A sudden flash crash in bitcoin from $79,400 to around $76,900 triggered automatic liquidations of overleveraged long positions across derivatives exchanges. The selling was amplified by geopolitical tensions in the Strait of Hormuz pushing oil prices higher, combined with uncertainty around Federal Reserve policy and Bank of Japan rate hike speculation. These liquidations totaled approximately $295 million according to CoinMarketCap data.
Is the Crypto Fear & Greed Index reliable for timing trades?
The Fear & Greed Index is a useful sentiment gauge but should not be used as a standalone trading signal. Readings below 20 (Extreme Fear) have historically marked strong buying opportunities, while readings above 75 (Extreme Greed) often precede corrections. Today's reading of 33 suggests caution but not panic. Combine it with on-chain data, volume analysis, and macro trends for better timing.

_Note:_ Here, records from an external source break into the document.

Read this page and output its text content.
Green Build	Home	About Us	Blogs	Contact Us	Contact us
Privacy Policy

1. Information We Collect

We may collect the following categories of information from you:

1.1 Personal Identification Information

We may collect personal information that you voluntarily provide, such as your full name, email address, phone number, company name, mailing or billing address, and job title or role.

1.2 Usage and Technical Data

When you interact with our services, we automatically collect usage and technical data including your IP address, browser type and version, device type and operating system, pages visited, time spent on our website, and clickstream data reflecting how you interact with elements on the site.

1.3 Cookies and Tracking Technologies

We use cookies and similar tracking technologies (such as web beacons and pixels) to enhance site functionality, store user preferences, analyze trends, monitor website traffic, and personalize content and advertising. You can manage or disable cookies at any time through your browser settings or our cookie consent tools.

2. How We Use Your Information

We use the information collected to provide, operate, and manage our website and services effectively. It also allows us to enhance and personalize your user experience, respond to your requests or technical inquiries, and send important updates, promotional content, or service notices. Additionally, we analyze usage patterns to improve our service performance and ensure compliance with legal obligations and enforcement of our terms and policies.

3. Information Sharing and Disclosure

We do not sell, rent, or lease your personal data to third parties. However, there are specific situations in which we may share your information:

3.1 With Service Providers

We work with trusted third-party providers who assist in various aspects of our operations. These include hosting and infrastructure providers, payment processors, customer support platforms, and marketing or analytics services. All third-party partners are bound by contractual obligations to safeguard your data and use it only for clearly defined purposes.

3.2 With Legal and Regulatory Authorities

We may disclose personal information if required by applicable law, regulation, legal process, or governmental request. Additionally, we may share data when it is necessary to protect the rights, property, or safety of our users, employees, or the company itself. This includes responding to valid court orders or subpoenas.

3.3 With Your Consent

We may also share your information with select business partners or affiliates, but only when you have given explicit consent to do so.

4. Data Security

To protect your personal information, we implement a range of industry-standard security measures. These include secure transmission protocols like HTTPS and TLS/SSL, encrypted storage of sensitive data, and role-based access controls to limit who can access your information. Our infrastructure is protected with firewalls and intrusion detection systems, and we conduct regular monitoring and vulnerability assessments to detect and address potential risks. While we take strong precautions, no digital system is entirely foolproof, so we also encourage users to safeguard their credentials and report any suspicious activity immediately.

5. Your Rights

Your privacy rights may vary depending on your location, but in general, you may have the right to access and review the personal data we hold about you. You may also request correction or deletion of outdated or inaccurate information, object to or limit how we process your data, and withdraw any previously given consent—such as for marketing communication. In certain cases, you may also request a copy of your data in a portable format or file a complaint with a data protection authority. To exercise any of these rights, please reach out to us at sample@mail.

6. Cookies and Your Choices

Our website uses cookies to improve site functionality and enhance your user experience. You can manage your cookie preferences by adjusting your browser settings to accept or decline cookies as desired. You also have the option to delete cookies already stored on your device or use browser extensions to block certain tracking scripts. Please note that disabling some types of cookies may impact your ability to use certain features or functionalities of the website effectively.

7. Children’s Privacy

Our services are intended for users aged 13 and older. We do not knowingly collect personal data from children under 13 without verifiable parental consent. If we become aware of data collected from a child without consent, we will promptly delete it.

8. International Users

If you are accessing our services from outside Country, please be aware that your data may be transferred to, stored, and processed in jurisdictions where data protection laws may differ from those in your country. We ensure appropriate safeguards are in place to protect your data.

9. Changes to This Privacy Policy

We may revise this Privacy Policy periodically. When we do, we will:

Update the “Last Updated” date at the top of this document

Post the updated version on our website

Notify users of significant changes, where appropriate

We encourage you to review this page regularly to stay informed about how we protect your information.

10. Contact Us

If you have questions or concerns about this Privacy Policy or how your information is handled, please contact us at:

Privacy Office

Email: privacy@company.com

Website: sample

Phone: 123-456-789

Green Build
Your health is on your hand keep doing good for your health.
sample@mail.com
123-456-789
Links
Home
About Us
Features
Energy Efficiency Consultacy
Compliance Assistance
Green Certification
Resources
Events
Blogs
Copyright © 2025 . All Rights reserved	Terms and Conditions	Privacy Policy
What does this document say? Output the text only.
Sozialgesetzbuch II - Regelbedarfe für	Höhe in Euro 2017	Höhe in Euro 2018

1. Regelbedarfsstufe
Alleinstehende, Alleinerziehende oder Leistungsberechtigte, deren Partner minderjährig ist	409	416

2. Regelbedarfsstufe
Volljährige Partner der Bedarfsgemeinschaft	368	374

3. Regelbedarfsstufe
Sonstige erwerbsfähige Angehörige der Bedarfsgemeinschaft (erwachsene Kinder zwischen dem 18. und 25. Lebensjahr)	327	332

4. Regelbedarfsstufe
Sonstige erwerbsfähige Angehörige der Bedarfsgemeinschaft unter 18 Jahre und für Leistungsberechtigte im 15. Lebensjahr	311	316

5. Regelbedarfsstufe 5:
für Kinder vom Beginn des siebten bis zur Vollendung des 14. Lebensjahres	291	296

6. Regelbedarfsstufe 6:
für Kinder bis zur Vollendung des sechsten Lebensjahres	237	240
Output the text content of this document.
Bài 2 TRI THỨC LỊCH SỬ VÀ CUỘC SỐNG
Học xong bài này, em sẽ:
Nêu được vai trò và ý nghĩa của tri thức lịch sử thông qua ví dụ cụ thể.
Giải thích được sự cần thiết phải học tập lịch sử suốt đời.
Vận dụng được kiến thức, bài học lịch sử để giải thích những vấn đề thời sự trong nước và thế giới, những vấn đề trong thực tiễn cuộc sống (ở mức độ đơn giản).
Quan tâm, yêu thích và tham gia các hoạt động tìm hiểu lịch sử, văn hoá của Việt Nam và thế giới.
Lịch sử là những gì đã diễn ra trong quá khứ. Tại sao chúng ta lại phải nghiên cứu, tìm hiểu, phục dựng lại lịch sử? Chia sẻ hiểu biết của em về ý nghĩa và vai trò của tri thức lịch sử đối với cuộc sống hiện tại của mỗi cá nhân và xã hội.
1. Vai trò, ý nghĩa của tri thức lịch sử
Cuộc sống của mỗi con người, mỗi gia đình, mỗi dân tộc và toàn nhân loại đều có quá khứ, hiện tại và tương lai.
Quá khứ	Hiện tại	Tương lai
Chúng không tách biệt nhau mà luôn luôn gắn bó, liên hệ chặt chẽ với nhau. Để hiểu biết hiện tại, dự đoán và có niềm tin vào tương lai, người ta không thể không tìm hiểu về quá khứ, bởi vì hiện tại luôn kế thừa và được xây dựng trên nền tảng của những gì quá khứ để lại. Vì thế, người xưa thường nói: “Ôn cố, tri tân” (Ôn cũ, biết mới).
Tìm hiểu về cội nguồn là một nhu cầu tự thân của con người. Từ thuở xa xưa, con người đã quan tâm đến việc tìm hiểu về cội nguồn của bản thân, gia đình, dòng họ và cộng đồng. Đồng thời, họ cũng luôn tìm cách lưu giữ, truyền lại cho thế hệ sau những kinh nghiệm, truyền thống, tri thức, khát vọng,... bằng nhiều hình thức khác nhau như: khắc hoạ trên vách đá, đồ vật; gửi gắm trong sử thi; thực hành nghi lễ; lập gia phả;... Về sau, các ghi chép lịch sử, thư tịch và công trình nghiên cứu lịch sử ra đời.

How does oil price affect bitcoin?
Rising oil prices can pressure bitcoin through two channels. First, higher energy costs increase inflation expectations, which may lead central banks to keep interest rates elevated for longer — reducing the appeal of non-yielding assets like bitcoin. Second, higher oil prices strengthen the U.S. dollar and safe-haven flows, diverting capital away from risk assets including crypto.
What support levels should bitcoin traders watch?
The critical support zone is $75,000-$76,000, which held during previous pullbacks. Below that, $72,000 and $68,000 represent deeper support levels based on historical volume profiles. On the upside, bitcoin needs to reclaim $79,400 and then $80,000 to restore bullish momentum. The rejection at $79,400 on Monday is a short-term bearish signal.
Why is the Bank of Japan affecting bitcoin prices?
The Bank of Japan's potential rate hike strengthens the Japanese yen, which can reduce demand for dollar-denominated risk assets. Additionally, higher Japanese rates can trigger unwinding of yen-funded carry trades, where investors borrow cheap yen to buy higher-yielding or speculative assets like bitcoin. Three BoJ members dissenting in favor of a hike increased June hike probability, putting pressure on global risk assets.
Conclusion and Next Steps
Bitcoin volatility today is being driven by a rare convergence of geopolitical risk (Hormuz), monetary policy uncertainty (Fed and BoJ), and technical selling (XRP breakdown and leveraged liquidations). The $295 million liquidation event is a stark warning about the dangers of overleveraged trading in volatile conditions.
For traders, the path forward requires patience. The Fear & Greed Index at 33 suggests the market is nervous but not in full panic mode. If historical patterns hold, periods of Fear have often preceded the strongest rallies — but only when supported by improving macro conditions or clear catalysts.
Ready to track volatility in real time? Explore our Bitcoin Volatility Calculator to measure historical volatility patterns, or read our Cryptocurrency Volatility Comparison to see how BTC stacks up against ETH, SOL, and other major assets. For daily updates, visit our blog or check the latest Bitcoin price data.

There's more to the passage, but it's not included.